Mais oui. Pour moi, collaborer ensemble est bien distinct que de travailler soudés, collés, un par-dessus l'autre. Parce qu'il ne croit pas que les docs vont littéralement engloutir la sage-femme traditionnelle? Parce qu'il croit que les gens ne vont plus être terrorisés à l'idée d'entrer dans l'hôpital seulement parce qu'on leur dit que quelque part en dedans il y a une sage-femme traditionnelle qui les attend? Ben voyons. Il pense que les familles vont être à l'aise d'entrer et de sortir à toute heure du jour pour venir visiter la maman qui vient d'accoucher? Alors qu'ils n'entrent même pas dans l'hôpital quand ils sont malades et ont besoin de se faire soigner? Ils ont peurs des médecins et de la médecine moderne. Si on vise une augmentation du taux de naissance en centre de santé, on ne devrait pas se donner toutes les chances?

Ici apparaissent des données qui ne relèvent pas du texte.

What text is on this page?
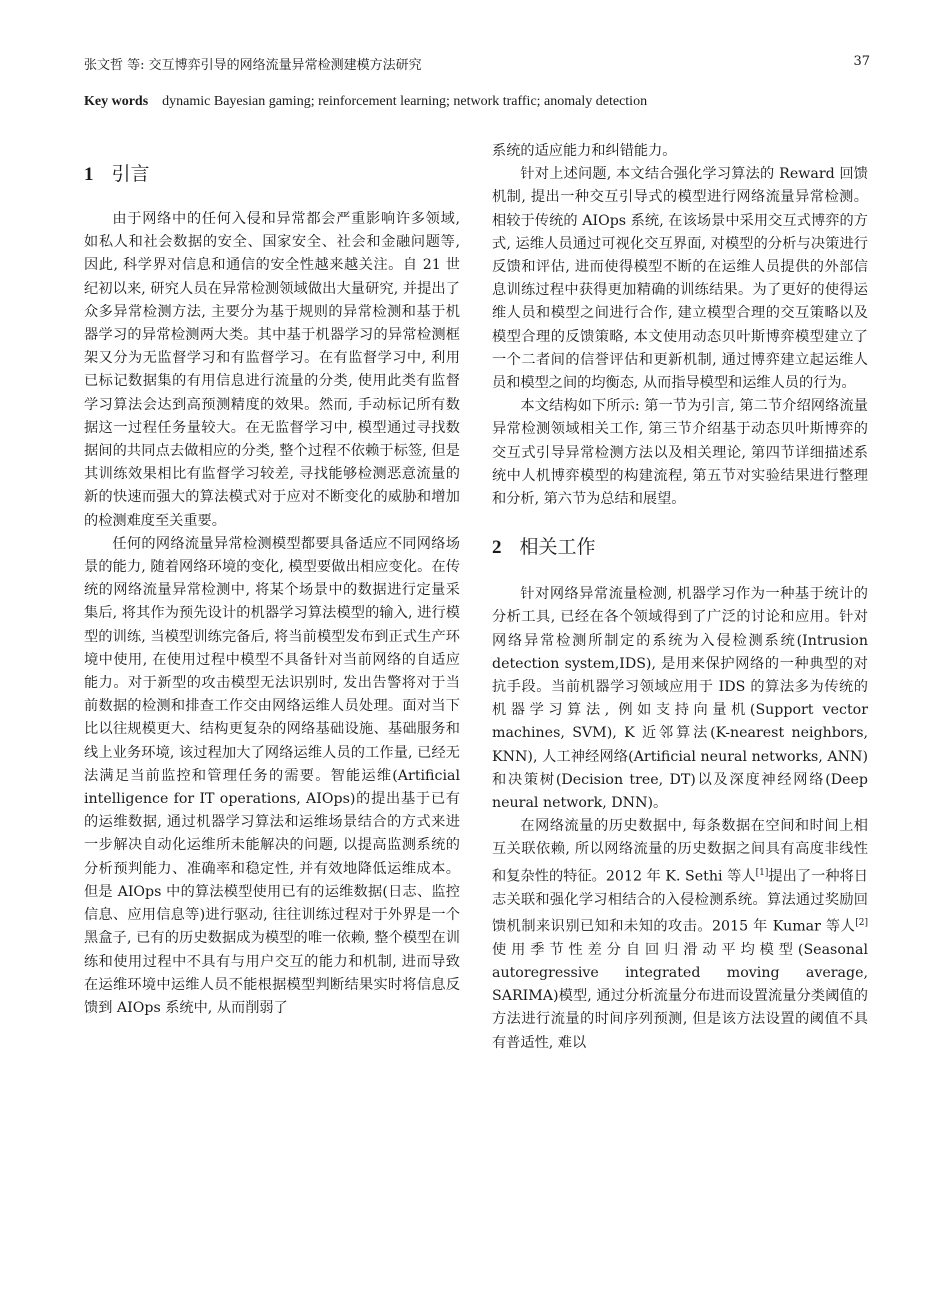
张文哲 等: 交互博弈引导的网络流量异常检测建模方法研究	37
Key words dynamic Bayesian gaming; reinforcement learning; network traffic; anomaly detection
1 引言

由于网络中的任何入侵和异常都会严重影响许多领域, 如私人和社会数据的安全、国家安全、社会和金融问题等, 因此, 科学界对信息和通信的安全性越来越关注。自 21 世纪初以来, 研究人员在异常检测领域做出大量研究, 并提出了众多异常检测方法, 主要分为基于规则的异常检测和基于机器学习的异常检测两大类。其中基于机器学习的异常检测框架又分为无监督学习和有监督学习。在有监督学习中, 利用已标记数据集的有用信息进行流量的分类, 使用此类有监督学习算法会达到高预测精度的效果。然而, 手动标记所有数据这一过程任务量较大。在无监督学习中, 模型通过寻找数据间的共同点去做相应的分类, 整个过程不依赖于标签, 但是其训练效果相比有监督学习较差, 寻找能够检测恶意流量的新的快速而强大的算法模式对于应对不断变化的威胁和增加的检测难度至关重要。

任何的网络流量异常检测模型都要具备适应不同网络场景的能力, 随着网络环境的变化, 模型要做出相应变化。在传统的网络流量异常检测中, 将某个场景中的数据进行定量采集后, 将其作为预先设计的机器学习算法模型的输入, 进行模型的训练, 当模型训练完备后, 将当前模型发布到正式生产环境中使用, 在使用过程中模型不具备针对当前网络的自适应能力。对于新型的攻击模型无法识别时, 发出告警将对于当前数据的检测和排查工作交由网络运维人员处理。面对当下比以往规模更大、结构更复杂的网络基础设施、基础服务和线上业务环境, 该过程加大了网络运维人员的工作量, 已经无法满足当前监控和管理任务的需要。智能运维(Artificial intelligence for IT operations, AIOps)的提出基于已有的运维数据, 通过机器学习算法和运维场景结合的方式来进一步解决自动化运维所未能解决的问题, 以提高监测系统的分析预判能力、准确率和稳定性, 并有效地降低运维成本。但是 AIOps 中的算法模型使用已有的运维数据(日志、监控信息、应用信息等)进行驱动, 往往训练过程对于外界是一个黑盒子, 已有的历史数据成为模型的唯一依赖, 整个模型在训练和使用过程中不具有与用户交互的能力和机制, 进而导致在运维环境中运维人员不能根据模型判断结果实时将信息反馈到 AIOps 系统中, 从而削弱了

系统的适应能力和纠错能力。

针对上述问题, 本文结合强化学习算法的 Reward 回馈机制, 提出一种交互引导式的模型进行网络流量异常检测。相较于传统的 AIOps 系统, 在该场景中采用交互式博弈的方式, 运维人员通过可视化交互界面, 对模型的分析与决策进行反馈和评估, 进而使得模型不断的在运维人员提供的外部信息训练过程中获得更加精确的训练结果。为了更好的使得运维人员和模型之间进行合作, 建立模型合理的交互策略以及模型合理的反馈策略, 本文使用动态贝叶斯博弈模型建立了一个二者间的信誉评估和更新机制, 通过博弈建立起运维人员和模型之间的均衡态, 从而指导模型和运维人员的行为。

本文结构如下所示: 第一节为引言, 第二节介绍网络流量异常检测领域相关工作, 第三节介绍基于动态贝叶斯博弈的交互式引导异常检测方法以及相关理论, 第四节详细描述系统中人机博弈模型的构建流程, 第五节对实验结果进行整理和分析, 第六节为总结和展望。

2 相关工作

针对网络异常流量检测, 机器学习作为一种基于统计的分析工具, 已经在各个领域得到了广泛的讨论和应用。针对网络异常检测所制定的系统为入侵检测系统(Intrusion detection system,IDS), 是用来保护网络的一种典型的对抗手段。当前机器学习领域应用于 IDS 的算法多为传统的机器学习算法, 例如支持向量机(Support vector machines, SVM), K 近邻算法(K-nearest neighbors, KNN), 人工神经网络(Artificial neural networks, ANN)和决策树(Decision tree, DT)以及深度神经网络(Deep neural network, DNN)。

在网络流量的历史数据中, 每条数据在空间和时间上相互关联依赖, 所以网络流量的历史数据之间具有高度非线性和复杂性的特征。2012 年 K. Sethi 等人[1]提出了一种将日志关联和强化学习相结合的入侵检测系统。算法通过奖励回馈机制来识别已知和未知的攻击。2015 年 Kumar 等人[2]使用季节性差分自回归滑动平均模型(Seasonal autoregressive integrated moving average, SARIMA)模型, 通过分析流量分布进而设置流量分类阈值的方法进行流量的时间序列预测, 但是该方法设置的阈值不具有普适性, 难以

Nous avons alors convenu que nous offririons 5000 Bolivianos pour effectuer les changements de locaux, installer la salle de bain et la porte. Nous payons déjà pour l'équipement de la salle d'accouchement et le salaire de la sage-femme. Alors si toutes nos réquisisions étaient prises en compte, on allait majorer notre aide au financement. Tous ces détails ce n'est pas pour moi, pas pour le projet non plus, mais pour les femmes et les familles de la communauté. Pour qu'ils se sentent bien, à l'aise, comme chez-eux, tranquilles.

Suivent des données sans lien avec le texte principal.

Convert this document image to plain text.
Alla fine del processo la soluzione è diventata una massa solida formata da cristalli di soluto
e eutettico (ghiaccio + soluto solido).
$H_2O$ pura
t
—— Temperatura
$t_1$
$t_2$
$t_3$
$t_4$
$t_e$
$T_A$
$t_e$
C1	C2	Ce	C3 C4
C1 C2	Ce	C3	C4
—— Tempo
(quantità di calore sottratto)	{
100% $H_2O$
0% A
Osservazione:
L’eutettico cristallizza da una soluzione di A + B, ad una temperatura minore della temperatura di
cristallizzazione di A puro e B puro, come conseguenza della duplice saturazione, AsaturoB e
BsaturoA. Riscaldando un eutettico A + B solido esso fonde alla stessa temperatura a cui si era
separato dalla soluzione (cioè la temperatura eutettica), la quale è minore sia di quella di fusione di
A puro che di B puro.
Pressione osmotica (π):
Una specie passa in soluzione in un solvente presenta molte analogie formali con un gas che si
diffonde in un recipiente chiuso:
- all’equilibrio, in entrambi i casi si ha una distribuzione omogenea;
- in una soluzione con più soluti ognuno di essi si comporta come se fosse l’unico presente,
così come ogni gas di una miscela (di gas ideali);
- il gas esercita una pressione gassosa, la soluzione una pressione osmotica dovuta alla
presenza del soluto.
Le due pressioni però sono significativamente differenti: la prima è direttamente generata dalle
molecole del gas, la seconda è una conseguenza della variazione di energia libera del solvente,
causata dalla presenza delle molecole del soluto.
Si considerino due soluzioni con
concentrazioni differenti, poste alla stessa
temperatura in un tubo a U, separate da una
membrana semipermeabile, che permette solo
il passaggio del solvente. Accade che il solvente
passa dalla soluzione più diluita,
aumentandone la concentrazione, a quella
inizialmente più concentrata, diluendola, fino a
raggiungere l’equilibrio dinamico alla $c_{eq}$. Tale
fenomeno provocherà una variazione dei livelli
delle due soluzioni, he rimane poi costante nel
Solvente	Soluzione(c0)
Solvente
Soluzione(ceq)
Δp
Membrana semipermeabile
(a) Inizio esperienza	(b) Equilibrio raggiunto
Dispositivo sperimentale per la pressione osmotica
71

Mars: Le maire nous a dit la semaine dernière qu'il ne paierait pas pour la porte faute de sous et que nos 5000 Bolivianos ne suffiraient pas pour toutes nos demandes. Alors, pas de porte. Mais il voulait quand même nos 5000 Bolivianos pour payer la salle de bain. Hum.... dilemne. Nous avons contacté le «financiador canadien» pour l'aviser, voir ce qu'on allait faire....payer, changer pour une salle meilleure mais sans entrée indépendante ou simplement se retirer du projet??
Et c'est finalement jeudi dernier, après 3 mois de marchadange, que le dossier de la porte a abouti. J'ai eu une réunion avec l'architecte du chantier et le responsable administratif du chantier. Ils avaient déjà engagé nos 5000 Bolivianos dans de la main-d'oeuvre alors que maintenant on se questionnait à savoir si on demeure dans le projet de construction ou non... Petit problème. Alors, la compagnie a décidé de payer la fameuse porte en réduisant les dépenses ailleurs sur le chantier. 1300 Bolivianos pour acheter la porte contre 5000 Bolivianos en don du projet... Leur perte est quand même moins grande. Et en plus, les madames sont contentes.

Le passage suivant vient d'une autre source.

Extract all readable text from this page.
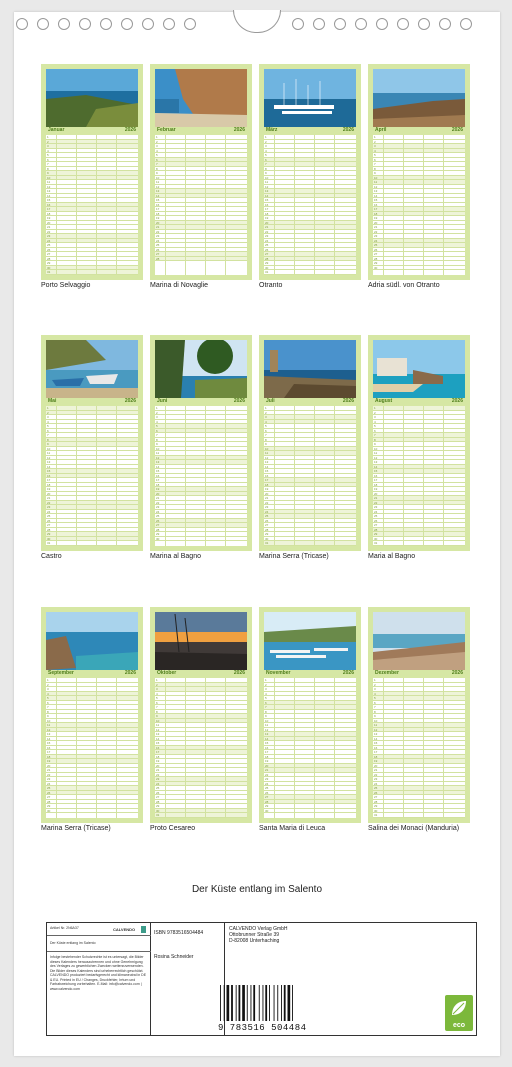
Januar	2026
1
2
3
4
5
6
7
8
9
10
11
12
13
14
15
16
17
18
19
20
21
22
23
24
25
26
27
28
29
30
31
Porto Selvaggio
Februar	2026
1
2
3
4
5
6
7
8
9
10
11
12
13
14
15
16
17
18
19
20
21
22
23
24
25
26
27
28
Marina di Novaglie
März	2026
1
2
3
4
5
6
7
8
9
10
11
12
13
14
15
16
17
18
19
20
21
22
23
24
25
26
27
28
29
30
31
Otranto
April	2026
1
2
3
4
5
6
7
8
9
10
11
12
13
14
15
16
17
18
19
20
21
22
23
24
25
26
27
28
29
30
Adria südl. von Otranto
Mai	2026
1
2
3
4
5
6
7
8
9
10
11
12
13
14
15
16
17
18
19
20
21
22
23
24
25
26
27
28
29
30
31
Castro
Juni	2026
1
2
3
4
5
6
7
8
9
10
11
12
13
14
15
16
17
18
19
20
21
22
23
24
25
26
27
28
29
30
Marina al Bagno
Juli	2026
1
2
3
4
5
6
7
8
9
10
11
12
13
14
15
16
17
18
19
20
21
22
23
24
25
26
27
28
29
30
31
Marina Serra (Tricase)
August	2026
1
2
3
4
5
6
7
8
9
10
11
12
13
14
15
16
17
18
19
20
21
22
23
24
25
26
27
28
29
30
31
Maria al Bagno
September	2026
1
2
3
4
5
6
7
8
9
10
11
12
13
14
15
16
17
18
19
20
21
22
23
24
25
26
27
28
29
30
Marina Serra (Tricase)
Oktober	2026
1
2
3
4
5
6
7
8
9
10
11
12
13
14
15
16
17
18
19
20
21
22
23
24
25
26
27
28
29
30
31
Proto Cesareo
November	2026
1
2
3
4
5
6
7
8
9
10
11
12
13
14
15
16
17
18
19
20
21
22
23
24
25
26
27
28
29
30
Santa Maria di Leuca
Dezember	2026
1
2
3
4
5
6
7
8
9
10
11
12
13
14
15
16
17
18
19
20
21
22
23
24
25
26
27
28
29
30
31
Salina dei Monaci (Manduria)
Der Küste entlang im Salento
Artikel Nr. 2N6A37	CALVENDO
Der Küste entlang im Salento
Infolge bestehender Schutzrechte ist es untersagt, die Bilder dieses Kalenders herauszutrennen und ohne Genehmigung des Verlages zu gewerblichen Zwecken weiterzuverwenden. Die Bilder dieses Kalenders sind urheberrechtlich geschützt. CALVENDO produziert bedarfsgerecht und klimaneutral in DE & EU. Printed in EU / Changes, Druckfehler, Irrtum und Farbabweichung vorbehalten. E-Mail: info@calvendo.com | www.calvendo.com
ISBN 9783516504484
Rosina Schneider
CALVENDO Verlag GmbH
Ottobrunner Straße 39
D-82008 Unterhaching
9 783516 504484	eco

L'inauguration (enfin) de l'agrandissement de l'hôpital de Totora aura lieu ce dimanche, le 21 mars. On devrait même recevoir la visite du président bolivien Evo Morales. Je vais certainement contempler la fameuse porte du coin de l'oeil, un petit sourire en coin, durant le discours du préseident sur la nécessité de centrer les soins de santé sur les besoins de la population...
Félicitations pour votre ténacité!!! Visiblement ça paie!